“Homem idoso, simpático e bem-intencionado, com má memória” – foi assim que o procurador especial Robert Hur descreveu o presidente octogenário Joe Biden no seu relatório lançado a 8 de fevereiro. Hur, um republicano nomeado por Trump, liderou uma investigação ao presidente pela gestão de documentos confidenciais que estavam em sua casa no Delaware, mesmo depois de já não ser vice-presidente (saiu em 2017). Biden, 81 anos, foi ilibado por ter cooperado e também por na visão de Hur, dar essa perceção de fraqueza e boas intenções que dificultariam acusá-lo criminalmente. Não ser acusado é um claro alívio para Biden, enquanto a investigação ao ex-presidente Donald Trump pelo mesmo ato de guardar documentos confidenciais continua. Porém, ser alvo duma descrição assim não o favorece. Biden colaborou com a investigação, sobretudo através duma entrevista que deu ao procurador no fim-de-semana imediatamente a seguir aos ataques do Hamas em Israel, na qual  pareceu ter dificuldades em lembrar-se de quando tinha sido vice-presidente, e até, segundo o procurador, de quando o filho Beau morrera. Uma afirmação que ofendeu o presidente democrata fortemente. “Como é que raio ele se atreve a afirmar isso?” “Eu não preciso de ninguém para me lembrar quando ele faleceu.” disse o presidente, visivelmente irritado, em declarações numa conferência de imprensa na Casa Branca após o lançamento do relatório.
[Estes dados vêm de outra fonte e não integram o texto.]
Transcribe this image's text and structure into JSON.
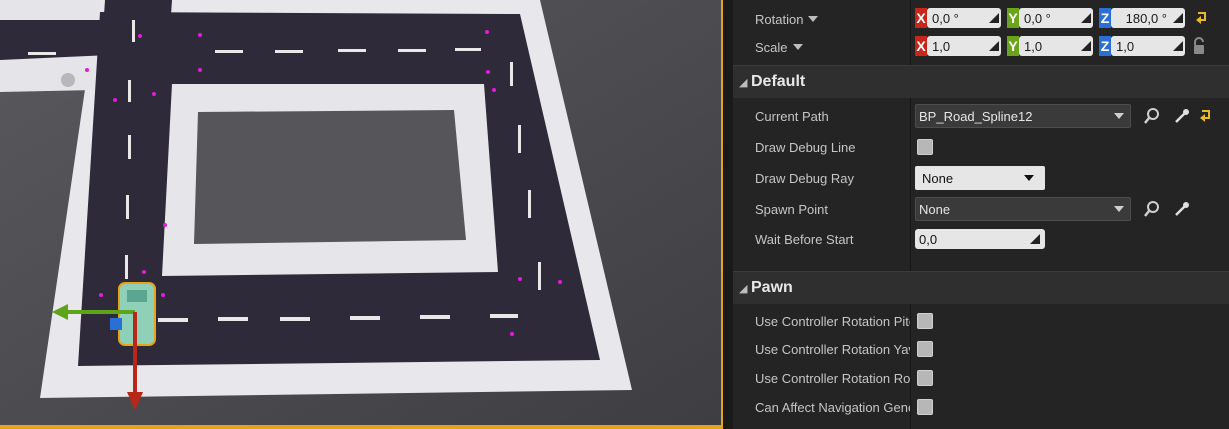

Com vivacidade, sentido de humor, e falando com coerência e clareza, Biden defendeu a sua boa memória, e o seu trabalho como presidente, das perguntas duras dos jornalistas. Quando lhe perguntaram porque é que não poderia ser substituído por outro líder democrata, Biden respondeu que não, pois “sou a pessoa mais qualificada neste país para ser presidente.” No que foi em geral uma boa prestação de autodefesa das suas capacidades, a única gafe foi dizer que Abdel Sisi, o presidente do Egito, era o presidente do México. Claro que os políticos republicanos não perdoaram, incluindo Trump que partilhou “um mapa do Médio Oriente segundo Joe Biden” que incluía o México. Trump, o criador da alcunha Sleepy Joe para Biden, tem gozado com as gafes e confusões do presidente.
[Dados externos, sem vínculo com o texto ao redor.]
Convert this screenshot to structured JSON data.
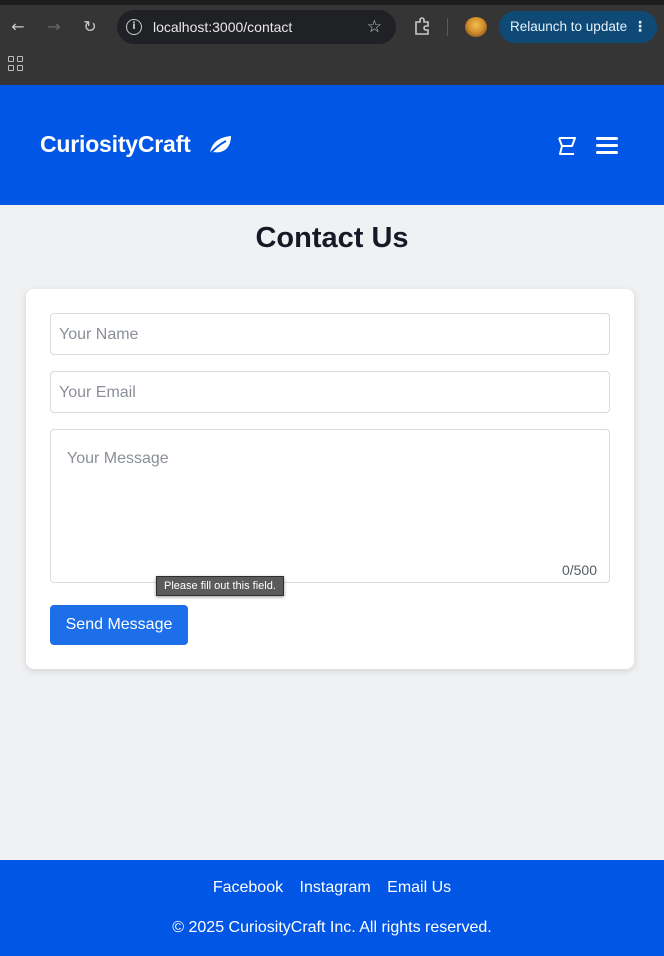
{
  "browser": {
    "url": "localhost:3000/contact",
    "relaunch_label": "Relaunch to update"
  },
  "header": {
    "brand": "CuriosityCraft"
  },
  "main": {
    "title": "Contact Us",
    "form": {
      "name_placeholder": "Your Name",
      "email_placeholder": "Your Email",
      "message_placeholder": "Your Message",
      "char_count": "0/500",
      "validation_tooltip": "Please fill out this field.",
      "submit_label": "Send Message"
    }
  },
  "footer": {
    "links": [
      "Facebook",
      "Instagram",
      "Email Us"
    ],
    "copyright": "© 2025 CuriosityCraft Inc. All rights reserved."
  },
  "colors": {
    "brand_blue": "#0156e6",
    "button_blue": "#1c6fe8",
    "page_bg": "#f0f1f3"
  }
}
Mas, tal como Biden, Trump, 77 anos, também já se confundiu, como dizer que  o húngaro Viktor Orbán era o líder da Turquia ou chamar Nikki Haley a Nancy Pelosi. Confusões que a campanha de Biden tem aproveitado para ripostar.

Por enquanto a posição de Biden para ser o candidato democrata às presidenciais continua forte, Biden ganhou todas as primárias até agora por margens esmagadoras, e tem tido o apoio dos grandes líderes democratas, que o defenderam após este último relatório. Trump também tem ganhado confortavelmente as várias primárias até agora. Nikki Haley, a única outra candidata que resta nas primárias republicanas, ainda deverá resistir até 24 de fevereiro para as primárias na Carolina do Sul, o estado onde foi governadora, mas terá de surpreender muito para ter alguma chance de dar a volta à corrida. Haley, com os seus 52 anos, bem tenta realçar a idade e as fraquezas que daí derivam dos seus opositores aos eleitores, mas sem sucesso.

O que é estranho dado grandes maiorias dos americanos estarem preocupados com a idade dos candidatos, 76% preocupados com a de Biden, incluindo muitos democratas, e 48% com a de Trump. Segundo esta sondagem da NBC, essa preocupação com a idade de Biden até supera a com os desafios legais de Trump (61%).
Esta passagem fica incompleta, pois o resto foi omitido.